Вдруг он увидел, что по пустынной дороге бежит какой-то дикий человек и отчаянно машет руками, как бы отбиваясь от пчелиного роя.
Человек подбежал ближе и оказался Луи Сан-Бернаром. Лицо у него было так перекошено, словно он проглотил по ошибке динамитный снаряд, который сейчас же взорвется.
За Бернаром скакал фон Граббе, размахивая руками, как мельница, и ежеминутно приседая под каждым кустом.
Бешеным быком налетел он на мистера Брэнча, отшвырнул его в сторону и, молниеносно распахнув чемодан, сунул туда голову по самые плечи, словно спасая ее от смертельной опасности.
Его примеру последовали все остальные.
С изумлением смотрел на них ошарашенный мистер Брэнч.

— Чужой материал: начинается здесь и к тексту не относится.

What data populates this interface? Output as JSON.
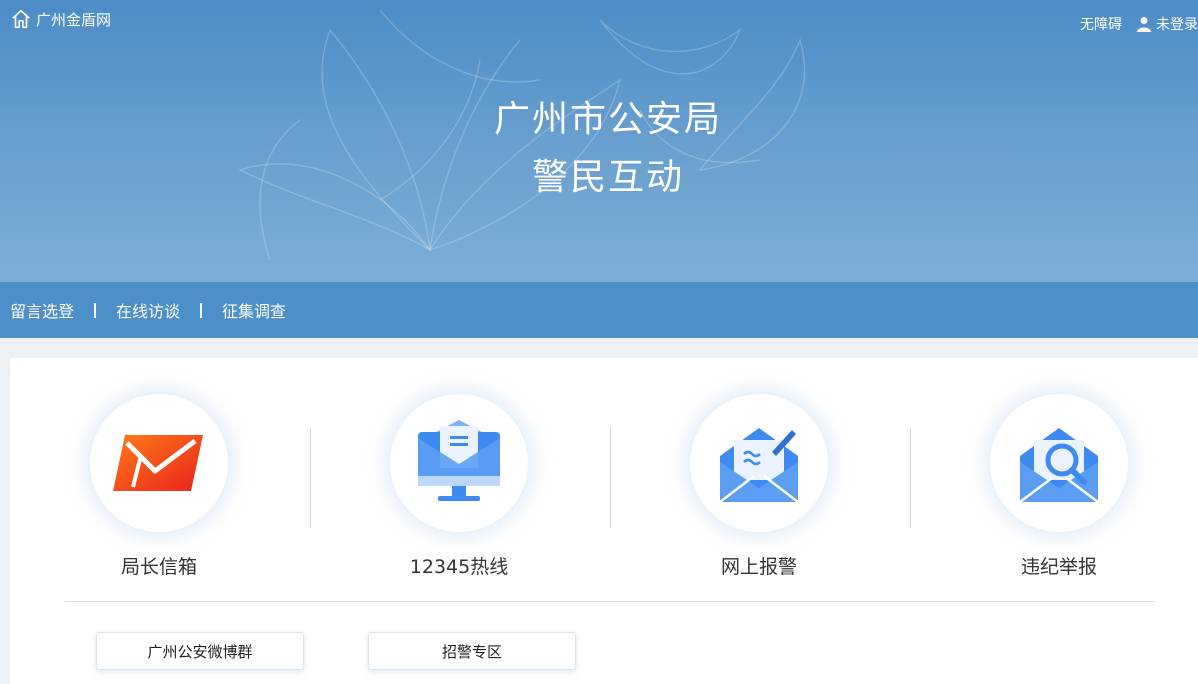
{
  "header": {
    "site_name": "广州金盾网",
    "accessibility": "无障碍",
    "login_status": "未登录",
    "title_line1": "广州市公安局",
    "title_line2": "警民互动"
  },
  "nav": {
    "items": [
      {
        "label": "留言选登"
      },
      {
        "label": "在线访谈"
      },
      {
        "label": "征集调查"
      }
    ]
  },
  "services": [
    {
      "label": "局长信箱",
      "icon": "mail-icon"
    },
    {
      "label": "12345热线",
      "icon": "hotline-monitor-icon"
    },
    {
      "label": "网上报警",
      "icon": "online-report-icon"
    },
    {
      "label": "违纪举报",
      "icon": "discipline-report-icon"
    }
  ],
  "links": [
    {
      "label": "广州公安微博群"
    },
    {
      "label": "招警专区"
    }
  ],
  "colors": {
    "banner": "#4c8dc7",
    "nav_bar": "#4d90c9",
    "icon_blue": "#3d8af0",
    "mail_orange": "#f04a1a"
  }
}
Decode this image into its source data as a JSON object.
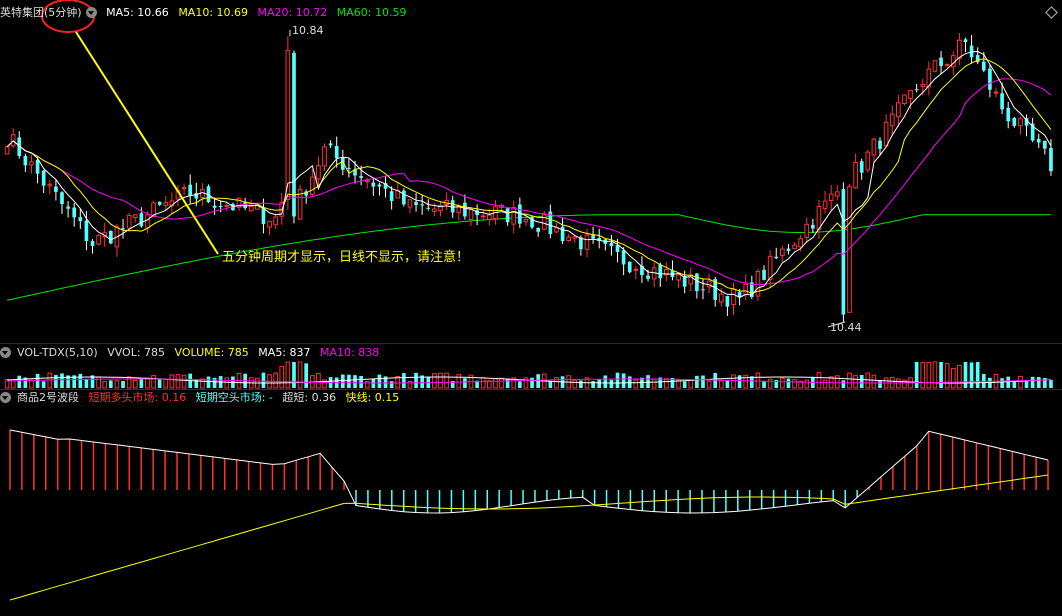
{
  "main_panel": {
    "stock_name": "英特集团",
    "period": "(5分钟)",
    "ma5": "MA5: 10.66",
    "ma10": "MA10: 10.69",
    "ma20": "MA20: 10.72",
    "ma60": "MA60: 10.59",
    "high_label": "10.84",
    "low_label": "10.44",
    "annotation": "五分钟周期才显示，日线不显示，请注意！"
  },
  "vol_panel": {
    "name": "VOL-TDX(5,10)",
    "vvol": "VVOL: 785",
    "volume": "VOLUME: 785",
    "ma5": "MA5: 837",
    "ma10": "MA10: 838"
  },
  "ind_panel": {
    "name": "商品2号波段",
    "bull": "短期多头市场: 0.16",
    "bear": "短期空头市场: -",
    "super_short": "超短: 0.36",
    "fast": "快线: 0.15"
  },
  "colors": {
    "up": "#ff3232",
    "down": "#54ffff",
    "ma5": "#ffffff",
    "ma10": "#ffff00",
    "ma20": "#ff00ff",
    "ma60": "#00e600",
    "grid": "#8b0000",
    "annotation": "#ffff00",
    "circle": "#ff2020"
  },
  "chart_data": [
    {
      "type": "candlestick",
      "title": "英特集团(5分钟)",
      "ylim": [
        10.42,
        10.86
      ],
      "high": 10.84,
      "low": 10.44,
      "key_prices": [
        10.7,
        10.55,
        10.62,
        10.58,
        10.68,
        10.6,
        10.59,
        10.53,
        10.47,
        10.66,
        10.78,
        10.83,
        10.74,
        10.66
      ],
      "series": [
        {
          "name": "MA5",
          "value": 10.66
        },
        {
          "name": "MA10",
          "value": 10.69
        },
        {
          "name": "MA20",
          "value": 10.72
        },
        {
          "name": "MA60",
          "value": 10.59
        }
      ]
    },
    {
      "type": "bar",
      "title": "VOL-TDX(5,10)",
      "series": [
        {
          "name": "VOLUME",
          "value": 785
        },
        {
          "name": "MA5",
          "value": 837
        },
        {
          "name": "MA10",
          "value": 838
        }
      ]
    },
    {
      "type": "bar",
      "title": "商品2号波段",
      "series": [
        {
          "name": "短期多头市场",
          "value": 0.16
        },
        {
          "name": "超短",
          "value": 0.36
        },
        {
          "name": "快线",
          "value": 0.15
        }
      ]
    }
  ]
}
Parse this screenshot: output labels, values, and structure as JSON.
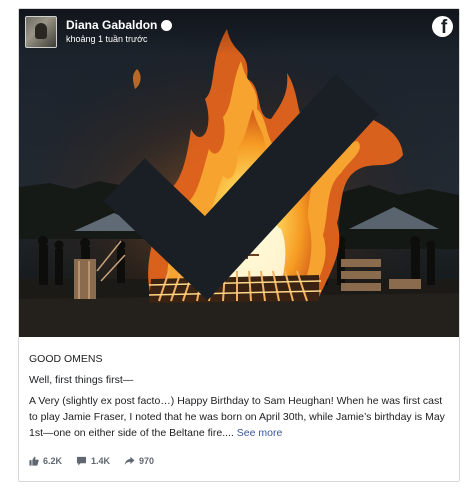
{
  "post": {
    "author_name": "Diana Gabaldon",
    "time": "khoảng 1 tuần trước",
    "heading": "GOOD OMENS",
    "intro": "Well, first things first—",
    "body": "A Very (slightly ex post facto…) Happy Birthday to Sam Heughan! When he was first cast to play Jamie Fraser, I noted that he was born on April 30th, while Jamie’s birthday is May 1st—one on either side of the Beltane fire....",
    "see_more": "See more"
  },
  "stats": {
    "likes": "6.2K",
    "comments": "1.4K",
    "shares": "970"
  },
  "icons": {
    "verified": "verified-check-icon",
    "brand": "facebook-icon",
    "likes": "thumbs-up-icon",
    "comments": "comment-icon",
    "shares": "share-icon"
  },
  "colors": {
    "link": "#385898",
    "meta": "#606770",
    "text": "#1c1e21"
  }
}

И в самом деле, не странно ли? — четыре человека стоят на коленях вокруг одного чемодана и суют головы внутрь, и бегут неизвестно куда! Издали кажется, что это бежит сам чемодан — восьминогий.
По чемодану барабанит дробь, будто кто-то невидимый сыплет на него целые тонны гороха.
А сзади никем не замеченный идет Бородуля и, толкая перед собой на салазках какой-то незамысловатый снаряд, вроде самой простой маслобойки, заливается отчаянным хохотом.
Рядом с ним — на лыжах — Екатерина Малявина.
— Что вы с ними сделали? — спросила Екатерина Малявина, когда он перестал хохотать.
— Вздор! — сказал он. — Детская забава! Это у меня называется «Персональный град номер восемь».
Изобретение Бородули приближалось к концу. Он сидел, не разгибаясь, за столом и исписывал десятки страниц длинными и сложными формулами, в которые Малявина вглядывалась с почтительной нежностью.
В этот день ему было худо. Когда на следующее утро силы понемногу вернулись к нему, он, лежа в постели, произнес еле слышно:
— ГУТИВ!
Малявина не поняла.
— О чем вы говорите?
— Губернское Управление Туч и Ветров.
А потом взял Малявину за руку и сказал, улыбаясь:
— Только ради этого я и живу. Дайте только мне довести до конца мои опыты, и мы нынче же весною… вместе с вами… да… мы покажем Европе величайшее чудо, какого она еще никогда не видела: миллионы свободных и счастливых работников, для которых труд не проклятие, а радость. Пусть только овладеют они моим изобретением…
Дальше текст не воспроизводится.